Animal behavior can be a lot easier to understand. And few things baffle her more — among all of the weird things in a park system that attracts 7 million people a year — than when people leave bags filled with dog poop along trails for someone else to pick up.
These “poopetrators,” as Bonnell calls them, are expecting all those bags to be picked up magically by the “Poop Fairy” — a mythical creature that has become part of the outdoors lexicon among people who find the abandoned bags disgusting.
Ten years ago, Jefferson County Animal Control began a public awareness campaign that included a Facebook page named “There is no Poop Fairy,” which still exists. But it hasn’t changed behaviors.
“We have people acting outside the norm, and that’s such an interesting question: When did it become OK to leave the bag, either for someone else to pick up, or ‘I’m going to pick it up on my way back.’ Who thinks like that?” Bonnell said. “It’s such a disrespectful decision. Do you really care about this trail or not? Or is it just about you, because you don’t want to carry a stinky bag?”

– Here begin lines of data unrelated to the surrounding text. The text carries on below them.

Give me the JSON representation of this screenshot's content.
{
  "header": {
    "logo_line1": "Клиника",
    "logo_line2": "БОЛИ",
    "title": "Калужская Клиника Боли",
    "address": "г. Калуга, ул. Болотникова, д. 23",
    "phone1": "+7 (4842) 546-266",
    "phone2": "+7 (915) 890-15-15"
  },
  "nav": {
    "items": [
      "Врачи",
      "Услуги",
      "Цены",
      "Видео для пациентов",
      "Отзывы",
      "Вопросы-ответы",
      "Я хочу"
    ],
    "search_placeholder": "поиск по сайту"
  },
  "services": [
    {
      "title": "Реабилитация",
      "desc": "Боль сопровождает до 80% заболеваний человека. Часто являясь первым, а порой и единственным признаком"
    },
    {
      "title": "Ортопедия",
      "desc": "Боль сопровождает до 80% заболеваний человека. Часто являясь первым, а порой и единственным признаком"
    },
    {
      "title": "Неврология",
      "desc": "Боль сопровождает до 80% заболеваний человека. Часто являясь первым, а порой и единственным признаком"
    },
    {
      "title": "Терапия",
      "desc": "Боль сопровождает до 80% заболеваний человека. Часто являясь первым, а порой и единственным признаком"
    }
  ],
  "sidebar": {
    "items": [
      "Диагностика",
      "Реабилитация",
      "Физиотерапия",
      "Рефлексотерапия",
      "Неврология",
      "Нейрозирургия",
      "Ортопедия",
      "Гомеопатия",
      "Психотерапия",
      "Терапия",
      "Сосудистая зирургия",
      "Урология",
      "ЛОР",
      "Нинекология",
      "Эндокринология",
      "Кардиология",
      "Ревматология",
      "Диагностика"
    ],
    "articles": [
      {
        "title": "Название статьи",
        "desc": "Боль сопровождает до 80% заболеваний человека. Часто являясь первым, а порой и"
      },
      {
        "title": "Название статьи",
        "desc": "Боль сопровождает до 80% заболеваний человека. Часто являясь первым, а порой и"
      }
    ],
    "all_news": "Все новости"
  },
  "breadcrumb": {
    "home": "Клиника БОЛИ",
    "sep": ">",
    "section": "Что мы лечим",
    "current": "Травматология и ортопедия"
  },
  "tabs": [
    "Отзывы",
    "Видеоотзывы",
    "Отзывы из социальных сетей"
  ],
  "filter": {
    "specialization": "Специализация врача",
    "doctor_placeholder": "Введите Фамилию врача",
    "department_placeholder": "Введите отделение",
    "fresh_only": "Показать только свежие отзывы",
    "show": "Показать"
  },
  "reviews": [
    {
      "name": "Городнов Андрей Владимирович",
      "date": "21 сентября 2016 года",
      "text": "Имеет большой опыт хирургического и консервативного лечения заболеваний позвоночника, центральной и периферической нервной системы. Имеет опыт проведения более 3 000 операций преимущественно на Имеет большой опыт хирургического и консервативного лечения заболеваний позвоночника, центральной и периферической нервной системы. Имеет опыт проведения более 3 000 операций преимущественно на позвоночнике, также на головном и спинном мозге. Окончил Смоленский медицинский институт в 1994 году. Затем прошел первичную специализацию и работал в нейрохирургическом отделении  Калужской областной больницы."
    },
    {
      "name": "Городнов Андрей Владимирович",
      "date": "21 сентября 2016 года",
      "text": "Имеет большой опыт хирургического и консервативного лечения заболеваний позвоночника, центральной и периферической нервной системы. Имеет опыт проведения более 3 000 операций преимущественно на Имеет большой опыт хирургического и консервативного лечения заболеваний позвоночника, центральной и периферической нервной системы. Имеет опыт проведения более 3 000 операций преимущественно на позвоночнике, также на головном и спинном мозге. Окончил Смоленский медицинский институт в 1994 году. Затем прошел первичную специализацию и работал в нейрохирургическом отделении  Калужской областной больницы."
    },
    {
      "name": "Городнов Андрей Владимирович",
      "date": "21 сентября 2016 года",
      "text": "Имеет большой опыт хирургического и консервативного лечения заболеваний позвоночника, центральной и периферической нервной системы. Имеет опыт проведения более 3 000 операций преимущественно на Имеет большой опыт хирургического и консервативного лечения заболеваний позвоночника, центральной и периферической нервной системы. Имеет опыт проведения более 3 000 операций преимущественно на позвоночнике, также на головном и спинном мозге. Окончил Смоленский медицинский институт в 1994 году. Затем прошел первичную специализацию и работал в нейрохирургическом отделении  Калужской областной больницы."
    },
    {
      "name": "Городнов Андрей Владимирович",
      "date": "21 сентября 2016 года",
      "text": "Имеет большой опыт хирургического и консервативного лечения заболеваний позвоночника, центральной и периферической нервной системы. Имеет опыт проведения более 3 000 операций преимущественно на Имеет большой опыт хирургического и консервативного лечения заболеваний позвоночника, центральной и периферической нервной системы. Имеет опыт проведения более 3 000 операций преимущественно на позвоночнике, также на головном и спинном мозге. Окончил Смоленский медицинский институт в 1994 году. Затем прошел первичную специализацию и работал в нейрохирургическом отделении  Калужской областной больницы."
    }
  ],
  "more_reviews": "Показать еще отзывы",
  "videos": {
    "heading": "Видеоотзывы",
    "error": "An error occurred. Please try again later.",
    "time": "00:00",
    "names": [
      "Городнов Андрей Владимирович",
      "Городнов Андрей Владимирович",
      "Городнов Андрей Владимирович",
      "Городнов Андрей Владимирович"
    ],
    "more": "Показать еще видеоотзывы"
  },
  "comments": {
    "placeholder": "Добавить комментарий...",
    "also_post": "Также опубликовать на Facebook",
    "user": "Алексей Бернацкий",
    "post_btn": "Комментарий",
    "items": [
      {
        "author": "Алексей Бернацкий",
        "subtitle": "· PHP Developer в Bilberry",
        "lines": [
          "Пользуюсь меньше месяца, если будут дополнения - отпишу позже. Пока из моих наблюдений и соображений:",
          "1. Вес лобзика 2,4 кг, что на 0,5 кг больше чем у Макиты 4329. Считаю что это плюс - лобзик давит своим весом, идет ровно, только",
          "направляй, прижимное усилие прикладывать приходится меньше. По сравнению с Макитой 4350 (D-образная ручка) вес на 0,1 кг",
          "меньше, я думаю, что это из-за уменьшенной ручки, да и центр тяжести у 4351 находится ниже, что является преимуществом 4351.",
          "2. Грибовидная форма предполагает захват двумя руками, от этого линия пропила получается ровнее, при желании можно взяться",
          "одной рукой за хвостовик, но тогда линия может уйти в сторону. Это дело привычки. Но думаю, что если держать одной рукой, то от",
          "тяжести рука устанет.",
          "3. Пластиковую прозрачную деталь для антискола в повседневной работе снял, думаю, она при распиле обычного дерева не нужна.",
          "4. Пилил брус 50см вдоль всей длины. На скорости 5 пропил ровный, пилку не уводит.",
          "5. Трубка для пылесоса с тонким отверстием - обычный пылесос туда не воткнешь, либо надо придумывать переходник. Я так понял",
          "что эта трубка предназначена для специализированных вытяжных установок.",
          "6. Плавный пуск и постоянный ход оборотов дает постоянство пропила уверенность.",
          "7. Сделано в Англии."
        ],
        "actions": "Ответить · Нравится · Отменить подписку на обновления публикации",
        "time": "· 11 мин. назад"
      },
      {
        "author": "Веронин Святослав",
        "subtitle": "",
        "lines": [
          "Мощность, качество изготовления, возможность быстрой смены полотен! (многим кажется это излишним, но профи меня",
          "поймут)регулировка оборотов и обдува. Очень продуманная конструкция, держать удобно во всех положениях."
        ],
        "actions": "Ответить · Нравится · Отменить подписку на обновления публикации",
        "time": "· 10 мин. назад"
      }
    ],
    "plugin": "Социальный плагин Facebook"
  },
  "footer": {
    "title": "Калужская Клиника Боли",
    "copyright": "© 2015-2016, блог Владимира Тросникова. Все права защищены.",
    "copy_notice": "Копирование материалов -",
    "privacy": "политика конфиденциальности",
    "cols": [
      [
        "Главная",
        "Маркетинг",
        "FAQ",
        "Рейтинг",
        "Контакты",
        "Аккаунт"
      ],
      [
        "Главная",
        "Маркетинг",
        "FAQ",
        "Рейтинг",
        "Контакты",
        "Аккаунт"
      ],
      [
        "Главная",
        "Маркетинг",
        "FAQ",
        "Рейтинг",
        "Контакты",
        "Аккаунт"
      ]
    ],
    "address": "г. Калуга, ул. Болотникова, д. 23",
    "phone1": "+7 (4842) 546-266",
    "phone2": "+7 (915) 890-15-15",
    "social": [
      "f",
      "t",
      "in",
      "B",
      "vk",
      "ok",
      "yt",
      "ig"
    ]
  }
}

Bonnell and other rangers do pick up doo-doo bags while they are on patrol, but that’s not their job. On a recent Sunday, Bonnell picked up so many, a man asked her if she was carrying her lunch.
“No,” she said, “this is a grocery bag full of poop bags.”
It isn’t a problem unique to Jeffco Open Space; it also happens throughout the Front Range. Carla Zinanti, animal control officer for the Jeffco Sheriff’s Office, said she’s even heard from officials in New York City, Chicago, California and Canada inquiring about the “Poop Fairy” campaign.
“You see it pretty much everywhere,” said Al Hardy, recreation and facilities manager for Boulder County Parks and Open Space. “It’s an issue. I don’t know if people think, ‘I’ll remember to pick it up on my way back.’ It just never happens.”
Some visitors are so brazen they will leave a poop bag on the ground when a ranger is present, Bonnell said.
“One woman sat it on top of a fence post, right in front of me at South Valley Park. It’s this stunning geologic setting, and here’s this orange poop bag on top of a fence post. I was like, ‘Excuse me?’ I’m always incredulous. I’d love to ask them, what possessed you to think this is OK?”
There are reasons dog poop should be bagged and removed. For one thing, experts say, deer and elk are herbivores, which means their feces takes less time to decompose than dog feces.
Dog poop also can contain parasites and diseases that are harmful to humans; the Environmental Protection Agency even defines it as an environmental pollutant.
“Dog waste creates its own nasty, naughty, horrible ecosystem that is terrible for water quality, terrible for soil quality, and recruits non-native species,” Bonnell said. “It’s terrible for the watershed, it’s terrible for soil quality, and nature never planned for three million canines to be entering the front Foothills. We invite people in, we want them to come, but we need them to be good stewards.”
Bonnell concedes that most dog owners handle their pet’s poop responsibly, because the problem would be far worse if they didn’t.
“If people weren’t picking up after their dogs and picking up the bags,” Bonnell said, “we would be up to our armpits in poop bags.”